Coronavirus: Pizza Express slimming plans that put 1,100 jobs at risk are approved

Pizza Express has secured enough support among creditors to approve restructuring plans that will see dozens of restaurants close and 1,100 people at risk of losing their job.

The casual dining chain confirmed last month a story by Sky News that it was moving to slim down after the coronavirus lockdown took a heavy toll on revenues and raised costs.

Its plans, under the agreed company voluntary arrangement (CVA), will see 73 sites close and rent reductions within its surviving restaurant estate.

Pizza Express, which currently employs more than 10,000 staff, said it had 355 sites back trading UK-wide – with another 30 due to follow in the next few weeks.

The restructuring is not only geared to securing the business but guarantees £144m of new investment and cuts to its debt pile.

The chain, majority-owned by Chinese firm Hony Capital, has been put up for sale as the sector continues its fightback from hibernation.
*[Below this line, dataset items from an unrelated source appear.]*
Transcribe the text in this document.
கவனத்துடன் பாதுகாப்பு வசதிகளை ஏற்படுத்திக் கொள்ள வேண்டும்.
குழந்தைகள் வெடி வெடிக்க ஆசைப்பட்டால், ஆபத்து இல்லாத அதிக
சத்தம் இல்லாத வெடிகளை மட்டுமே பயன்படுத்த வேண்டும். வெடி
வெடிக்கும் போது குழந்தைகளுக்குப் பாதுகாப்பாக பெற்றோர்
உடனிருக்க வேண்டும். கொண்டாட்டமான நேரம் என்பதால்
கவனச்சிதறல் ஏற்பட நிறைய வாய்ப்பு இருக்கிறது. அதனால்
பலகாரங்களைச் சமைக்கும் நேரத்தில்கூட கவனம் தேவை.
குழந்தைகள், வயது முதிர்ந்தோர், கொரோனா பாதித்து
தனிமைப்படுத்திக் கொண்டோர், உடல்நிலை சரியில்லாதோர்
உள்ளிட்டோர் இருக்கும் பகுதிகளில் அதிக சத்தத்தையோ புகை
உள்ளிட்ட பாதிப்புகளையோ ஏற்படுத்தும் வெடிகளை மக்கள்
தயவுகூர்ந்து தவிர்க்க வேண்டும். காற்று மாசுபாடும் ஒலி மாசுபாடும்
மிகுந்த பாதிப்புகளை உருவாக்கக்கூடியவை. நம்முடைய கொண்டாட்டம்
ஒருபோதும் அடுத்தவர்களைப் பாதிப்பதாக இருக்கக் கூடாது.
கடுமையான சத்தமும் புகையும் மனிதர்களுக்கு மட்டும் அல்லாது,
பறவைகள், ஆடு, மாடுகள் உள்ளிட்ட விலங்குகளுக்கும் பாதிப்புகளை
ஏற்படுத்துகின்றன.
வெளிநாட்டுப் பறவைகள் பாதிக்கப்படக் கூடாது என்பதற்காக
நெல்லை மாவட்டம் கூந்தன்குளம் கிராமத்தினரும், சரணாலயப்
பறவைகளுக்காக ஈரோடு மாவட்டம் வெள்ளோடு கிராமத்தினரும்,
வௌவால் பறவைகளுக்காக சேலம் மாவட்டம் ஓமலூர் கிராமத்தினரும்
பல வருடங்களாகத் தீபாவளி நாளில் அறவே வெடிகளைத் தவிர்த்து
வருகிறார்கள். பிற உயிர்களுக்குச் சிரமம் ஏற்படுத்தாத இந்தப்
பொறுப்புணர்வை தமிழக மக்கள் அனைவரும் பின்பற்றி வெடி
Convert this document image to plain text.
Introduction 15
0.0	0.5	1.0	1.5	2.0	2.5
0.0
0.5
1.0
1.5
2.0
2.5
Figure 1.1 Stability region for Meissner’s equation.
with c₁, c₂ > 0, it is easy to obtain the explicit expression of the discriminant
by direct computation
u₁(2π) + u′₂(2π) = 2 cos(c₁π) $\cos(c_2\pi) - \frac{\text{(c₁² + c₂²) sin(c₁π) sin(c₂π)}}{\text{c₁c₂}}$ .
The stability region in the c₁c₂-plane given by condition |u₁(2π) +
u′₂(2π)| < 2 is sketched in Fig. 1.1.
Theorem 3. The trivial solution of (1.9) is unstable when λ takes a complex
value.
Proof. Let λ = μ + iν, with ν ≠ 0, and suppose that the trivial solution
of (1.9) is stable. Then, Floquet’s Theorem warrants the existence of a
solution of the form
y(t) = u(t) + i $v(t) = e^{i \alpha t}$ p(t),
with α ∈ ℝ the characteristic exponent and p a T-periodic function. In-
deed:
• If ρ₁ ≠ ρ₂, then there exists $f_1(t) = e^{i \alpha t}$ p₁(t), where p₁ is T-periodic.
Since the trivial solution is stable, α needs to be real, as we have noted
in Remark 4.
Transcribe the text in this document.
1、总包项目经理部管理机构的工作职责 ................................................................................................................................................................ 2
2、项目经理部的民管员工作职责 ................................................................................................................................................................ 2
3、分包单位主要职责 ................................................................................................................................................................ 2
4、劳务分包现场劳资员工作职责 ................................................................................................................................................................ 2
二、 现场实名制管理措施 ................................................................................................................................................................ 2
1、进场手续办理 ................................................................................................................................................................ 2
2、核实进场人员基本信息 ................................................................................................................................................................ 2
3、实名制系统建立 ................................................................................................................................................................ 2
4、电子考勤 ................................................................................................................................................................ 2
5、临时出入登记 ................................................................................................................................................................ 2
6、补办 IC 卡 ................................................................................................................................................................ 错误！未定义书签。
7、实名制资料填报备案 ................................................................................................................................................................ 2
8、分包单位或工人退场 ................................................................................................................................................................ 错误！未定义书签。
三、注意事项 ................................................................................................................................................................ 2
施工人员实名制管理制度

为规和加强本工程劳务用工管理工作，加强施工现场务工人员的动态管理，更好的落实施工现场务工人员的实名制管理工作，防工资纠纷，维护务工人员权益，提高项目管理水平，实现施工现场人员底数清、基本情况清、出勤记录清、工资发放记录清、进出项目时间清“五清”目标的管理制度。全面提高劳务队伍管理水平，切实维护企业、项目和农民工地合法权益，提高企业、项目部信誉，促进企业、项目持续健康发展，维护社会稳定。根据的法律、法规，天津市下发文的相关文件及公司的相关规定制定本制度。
It participated in the government’s Eat Out to Help Out discount scheme that was aimed at aiding recovery from COVID-19 pain across the hospitality sector.

Rivals including Zizzi-owner Azzurri, The Restaurant Group – behind Frankie & Benny’s – and Byron Burger have all announced restaurant closures.

Cafe Rouge owner Casual Dining Group is among competitors to have gone into administration.

Pizza Express said: “The successful vote unlocks the company’s ability to actively address the challenges brought by COVID-19, securing over 9,000 jobs in the UK.

“The directors of Pizza Express thank its creditors for their support during this period and look forward to ongoing partnership as the hospitality industry recovers to growth.”

The company also confirmed last month that it had hired advisers from Lazard to lead a sale process for the business.